Set up a two particle, totally elastic collision. Make the two particles have different masses. Analyze the collision (determine initial and final velocities of the two particles) in three different frames. One frame must be the center of mass frame, one frame must be co-moving with one of the particles before the collision, and the third frame is up to you. In each frame calculate the change in kinetic energy for each particle and compare these values. That is, does ∆K1 = −∆K2 as expected from energy conservation?

Answer 1

Let mass of first particle be m and second particle be 2m.Let the first particle is moving right with speed 2v and second particle with v towards left.

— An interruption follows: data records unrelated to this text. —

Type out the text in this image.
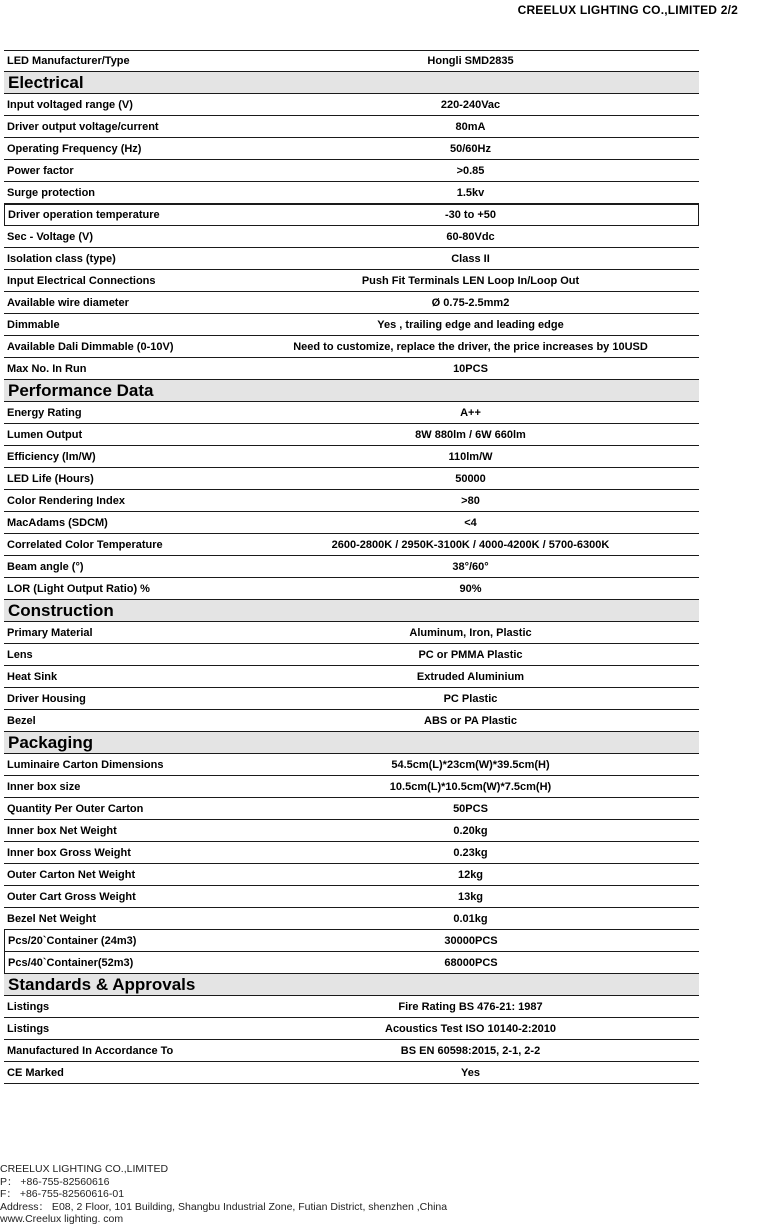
CREELUX LIGHTING CO.,LIMITED 2/2
LED Manufacturer/Type	Hongli SMD2835
Electrical
Input voltaged range (V)	220-240Vac
Driver output voltage/current	80mA
Operating Frequency (Hz)	50/60Hz
Power factor	>0.85
Surge protection	1.5kv
Driver operation temperature	-30 to +50
Sec - Voltage (V)	60-80Vdc
Isolation class (type)	Class II
Input Electrical Connections	Push Fit Terminals LEN Loop In/Loop Out
Available wire diameter	Ø 0.75-2.5mm2
Dimmable	Yes , trailing edge and leading edge
Available Dali Dimmable (0-10V)	Need to customize, replace the driver, the price increases by 10USD
Max No. In Run	10PCS
Performance Data
Energy Rating	A++
Lumen Output	8W 880lm / 6W 660lm
Efficiency (lm/W)	110lm/W
LED Life (Hours)	50000
Color Rendering Index	>80
MacAdams (SDCM)	<4
Correlated Color Temperature	2600-2800K / 2950K-3100K / 4000-4200K / 5700-6300K
Beam angle (°)	38°/60°
LOR (Light Output Ratio) %	90%
Construction
Primary Material	Aluminum, Iron, Plastic
Lens	PC or PMMA Plastic
Heat Sink	Extruded Aluminium
Driver Housing	PC Plastic
Bezel	ABS or PA Plastic
Packaging
Luminaire Carton Dimensions	54.5cm(L)*23cm(W)*39.5cm(H)
Inner box size	10.5cm(L)*10.5cm(W)*7.5cm(H)
Quantity Per Outer Carton	50PCS
Inner box Net Weight	0.20kg
Inner box Gross Weight	0.23kg
Outer Carton Net Weight	12kg
Outer Cart Gross Weight	13kg
Bezel Net Weight	0.01kg
Pcs/20`Container (24m3)	30000PCS
Pcs/40`Container(52m3)	68000PCS
Standards & Approvals
Listings	Fire Rating BS 476-21: 1987
Listings	Acoustics Test ISO 10140-2:2010
Manufactured In Accordance To	BS EN 60598:2015, 2-1, 2-2
CE Marked	Yes
CREELUX LIGHTING CO.,LIMITED
P： +86-755-82560616
F： +86-755-82560616-01
Address： E08, 2 Floor, 101 Building, Shangbu Industrial Zone, Futian District, shenzhen ,China
www.Creelux lighting. com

Velocity of center of mass Vcm = ( m*2v-2m*v)/(m+2m) =0

Final velocities in ground frame are V1 and V2 towards right.

mV1 +2mv2 = m*2v - 2mv =0

V1 =-2v2

And rate of separation = rate of approach.

V2 - V1 = 2v+v

V2+2V2 = 3v

V2 = 3v/3 = v

V1 = - 2v

Case1) Center of mass frame.

delta K1 = 0.5*m*[(-2v-vcm) ^2 - (2v-Vcm )^2

= 0.5*m*(4v^2 - 4v^2) =0

Delta K2 = 0.5*2m*(v- vcm) ^2 - (-v-vcm) ^2)

= 0

Hence delta k1= - delta K2

case2: Let the referance frame is comoving with first particle with velocity 2v rightward.

delta K1 = 0.5*m[(-2v - 2v)^2 - (2v - 2v)^2 ] = 8mv^2

delta K2 = 0.5*2m[(v - 2v)^2 - (-v - 2v)^2 ] = -8mv^2

hence delta K1 = - delta k2

case3] frame of reference moves rightward with v.

delta K1 = 0.5*m[(-2v - v)^2 - (2v - v)^2 ] = 4mv^2

delta K2 = 0.5*2m[(v - v)^2 - (-v - v)^2 ] = -4mv^2

hence delta K1 = - delta k2

Yes, ∆K1 = −∆K2 as expected from energy conservation as it is elastic collision, so whatever KE is increased in first body has to be decreased from second body.